Adding Value to Research Outputs: An Interview with Crossref

Research data is growing exponentially and making all of this information easily accessible to researchers, publishers, and research institutions can surely be a daunting task. Crossref is an organization that aims to make scholarly communications better. They offer a number of services related to research metadata from various content types such as journal articles, preprints, books, and datasets.

As part of our interview series on Connecting Scholarly Publishing Experts and Researchers, we had the opportunity to speak with the Crossref team.

Could you give our readers a brief idea about Crossref?

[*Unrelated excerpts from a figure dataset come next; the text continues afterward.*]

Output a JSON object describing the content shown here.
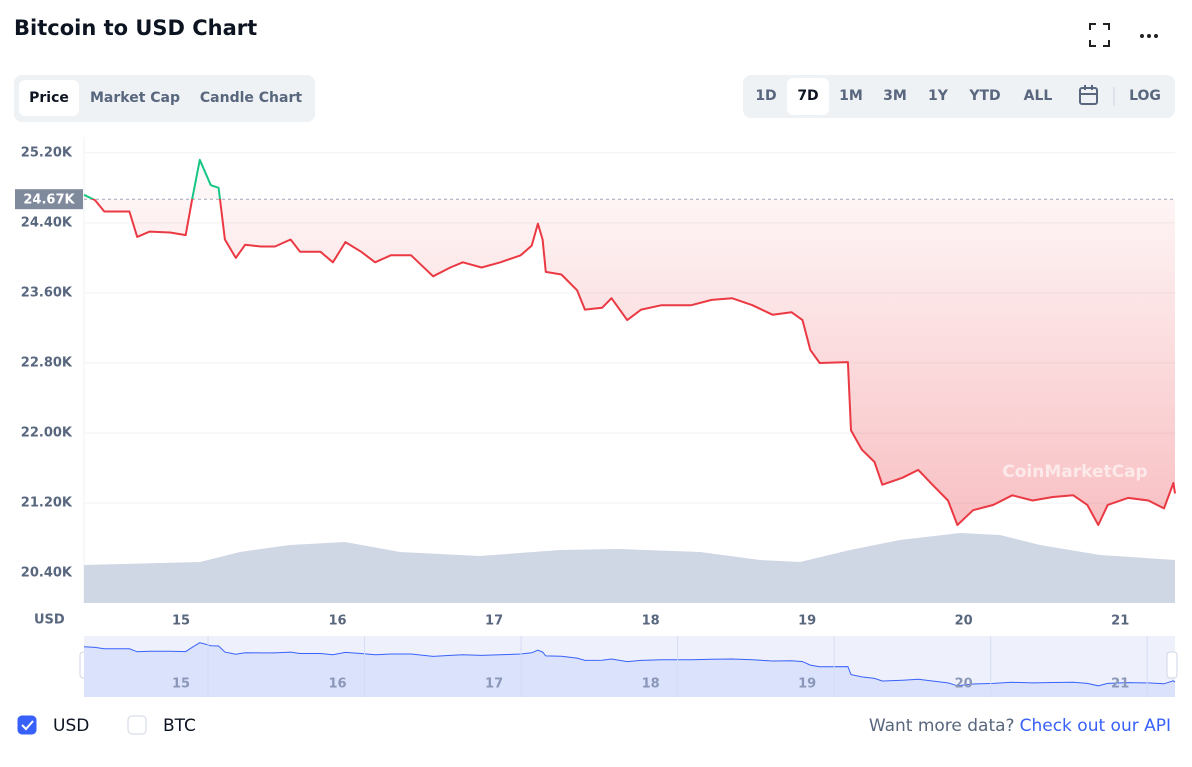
{
  "header": {
    "title": "Bitcoin to USD Chart"
  },
  "tabs": [
    "Price",
    "Market Cap",
    "Candle Chart"
  ],
  "active_tab": 0,
  "ranges": [
    "1D",
    "7D",
    "1M",
    "3M",
    "1Y",
    "YTD",
    "ALL"
  ],
  "active_range": 1,
  "log_label": "LOG",
  "chart_data": {
    "type": "line",
    "x": [
      14.38,
      14.45,
      14.51,
      14.67,
      14.72,
      14.8,
      14.93,
      15.03,
      15.07,
      15.12,
      15.19,
      15.24,
      15.28,
      15.35,
      15.41,
      15.51,
      15.6,
      15.7,
      15.76,
      15.89,
      15.97,
      16.05,
      16.15,
      16.24,
      16.34,
      16.47,
      16.61,
      16.72,
      16.8,
      16.92,
      17.04,
      17.17,
      17.24,
      17.28,
      17.31,
      17.33,
      17.43,
      17.53,
      17.58,
      17.69,
      17.75,
      17.85,
      17.94,
      18.07,
      18.26,
      18.39,
      18.52,
      18.65,
      18.78,
      18.9,
      18.97,
      19.02,
      19.08,
      19.26,
      19.28,
      19.35,
      19.43,
      19.48,
      19.61,
      19.71,
      19.8,
      19.9,
      19.96,
      20.06,
      20.19,
      20.31,
      20.44,
      20.57,
      20.7,
      20.79,
      20.86,
      20.92,
      21.05,
      21.18,
      21.28,
      21.34,
      21.35
    ],
    "values": [
      24720,
      24660,
      24530,
      24530,
      24240,
      24300,
      24290,
      24260,
      24660,
      25120,
      24830,
      24800,
      24210,
      24000,
      24150,
      24130,
      24130,
      24210,
      24070,
      24070,
      23950,
      24180,
      24070,
      23950,
      24030,
      24030,
      23790,
      23890,
      23950,
      23890,
      23950,
      24030,
      24140,
      24390,
      24210,
      23840,
      23810,
      23630,
      23410,
      23430,
      23540,
      23290,
      23410,
      23460,
      23460,
      23520,
      23540,
      23460,
      23350,
      23380,
      23290,
      22950,
      22800,
      22810,
      22030,
      21810,
      21670,
      21410,
      21490,
      21580,
      21410,
      21230,
      20950,
      21120,
      21180,
      21290,
      21230,
      21270,
      21290,
      21180,
      20950,
      21180,
      21260,
      21230,
      21140,
      21430,
      21310
    ],
    "color_up": "#16c784",
    "color_down": "#ea3943",
    "y_axis_label": "USD",
    "xlim": [
      14.38,
      21.35
    ],
    "xticks": [
      15,
      16,
      17,
      18,
      19,
      20,
      21
    ],
    "ylim": [
      20060,
      25380
    ],
    "yticks": [
      {
        "value": 20400,
        "label": "20.40K"
      },
      {
        "value": 21200,
        "label": "21.20K"
      },
      {
        "value": 22000,
        "label": "22.00K"
      },
      {
        "value": 22800,
        "label": "22.80K"
      },
      {
        "value": 23600,
        "label": "23.60K"
      },
      {
        "value": 24400,
        "label": "24.40K"
      },
      {
        "value": 25200,
        "label": "25.20K"
      }
    ],
    "grid": true,
    "reference": {
      "value": 24670,
      "label": "24.67K"
    },
    "watermark": "CoinMarketCap"
  },
  "legend": [
    {
      "label": "USD",
      "checked": true
    },
    {
      "label": "BTC",
      "checked": false
    }
  ],
  "footer": {
    "text": "Want more data?",
    "link": "Check out our API"
  }
}
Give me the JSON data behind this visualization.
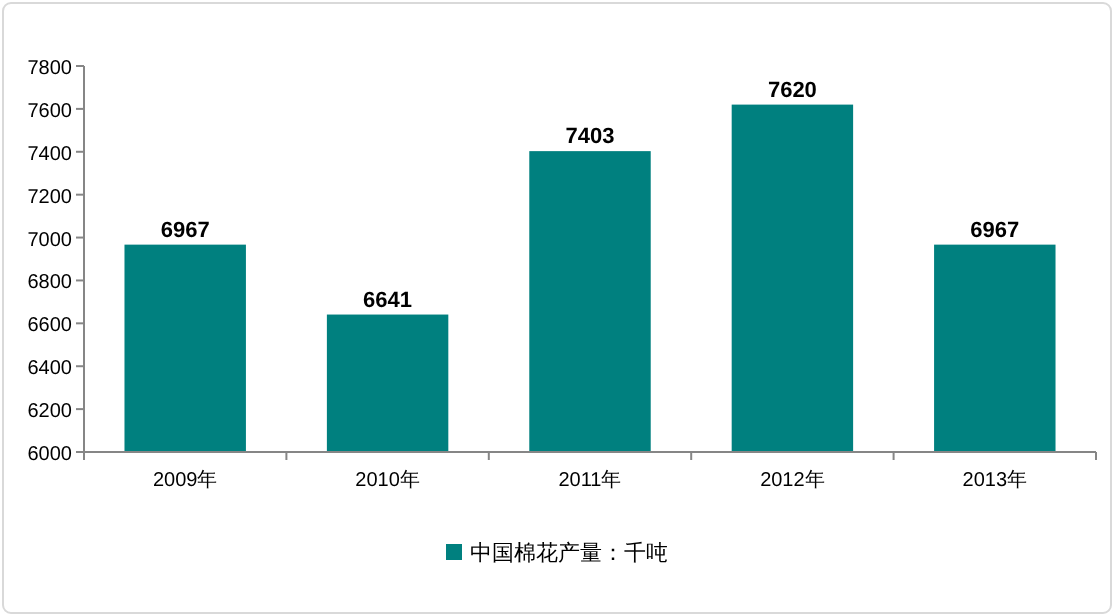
{
  "chart_data": {
    "type": "bar",
    "categories": [
      "2009年",
      "2010年",
      "2011年",
      "2012年",
      "2013年"
    ],
    "series": [
      {
        "name": "中国棉花产量：千吨",
        "color": "#00807f",
        "values": [
          6967,
          6641,
          7403,
          7620,
          6967
        ]
      }
    ],
    "ylim": [
      6000,
      7800
    ],
    "yticks": [
      6000,
      6200,
      6400,
      6600,
      6800,
      7000,
      7200,
      7400,
      7600,
      7800
    ],
    "data_labels": true,
    "legend": "bottom",
    "grid": false
  }
}
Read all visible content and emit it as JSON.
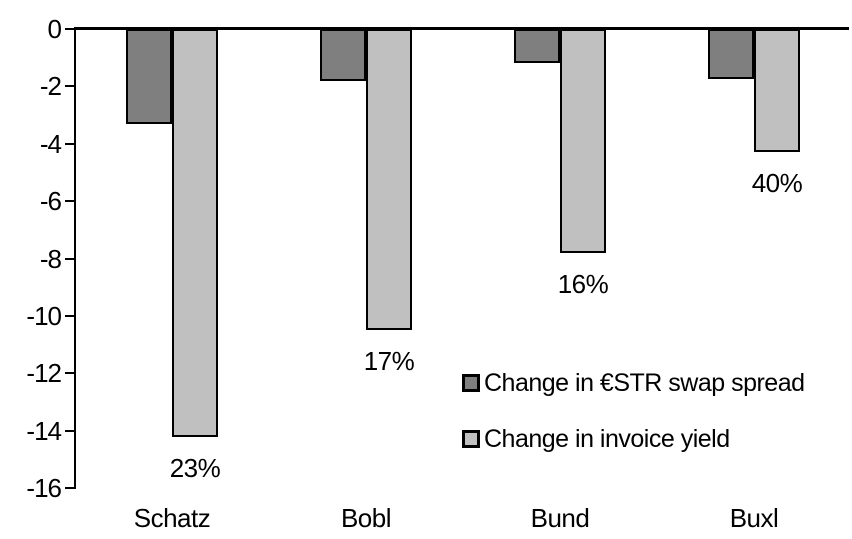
{
  "chart_data": {
    "type": "bar",
    "categories": [
      "Schatz",
      "Bobl",
      "Bund",
      "Buxl"
    ],
    "series": [
      {
        "name": "Change in €STR swap spread",
        "color": "#7F7F7F",
        "values": [
          -3.3,
          -1.8,
          -1.2,
          -1.75
        ]
      },
      {
        "name": "Change in invoice yield",
        "color": "#C0C0C0",
        "values": [
          -14.2,
          -10.5,
          -7.8,
          -4.3
        ],
        "point_labels": [
          "23%",
          "17%",
          "16%",
          "40%"
        ]
      }
    ],
    "title": "",
    "xlabel": "",
    "ylabel": "",
    "ylim": [
      -16,
      0
    ],
    "y_ticks": [
      0,
      -2,
      -4,
      -6,
      -8,
      -10,
      -12,
      -14,
      -16
    ],
    "grid": false,
    "legend_position": "inside-right",
    "axis_color": "#000000",
    "bar_border_color": "#000000"
  }
}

We are a not-for-profit organization that helps to put scholarly content in context, however, we are much more than that—we are a sagacious configuration of staff, board, working groups, and committees as well as a broad range of collaborators, users, and supporters in the wider scholarly communications community. Everything we do at Crossref is designed to put research outputs in context so that the content our members publish can be found, cited, used, assessed, and re-used.

What are the primary areas of focus for Crossref in 2018?

Our focus for the coming year revolves around four key areas: improving metadata, expanding to help new constituencies, simplifying and enriching our services, and collaborating where we can with like-minded organizations. Everything we are planning for the coming year (and beyond) fits into one of these four strategic priorities. For example, we’ll be looking at developing a persistent identifier (PID) for research grants and related activities as well as a central PID for organizations. We’re also introducing dashboards where our members can see how they’re doing in terms of metadata completeness, and overhauling our administration system so members can see their deposit queue and the status of content registration.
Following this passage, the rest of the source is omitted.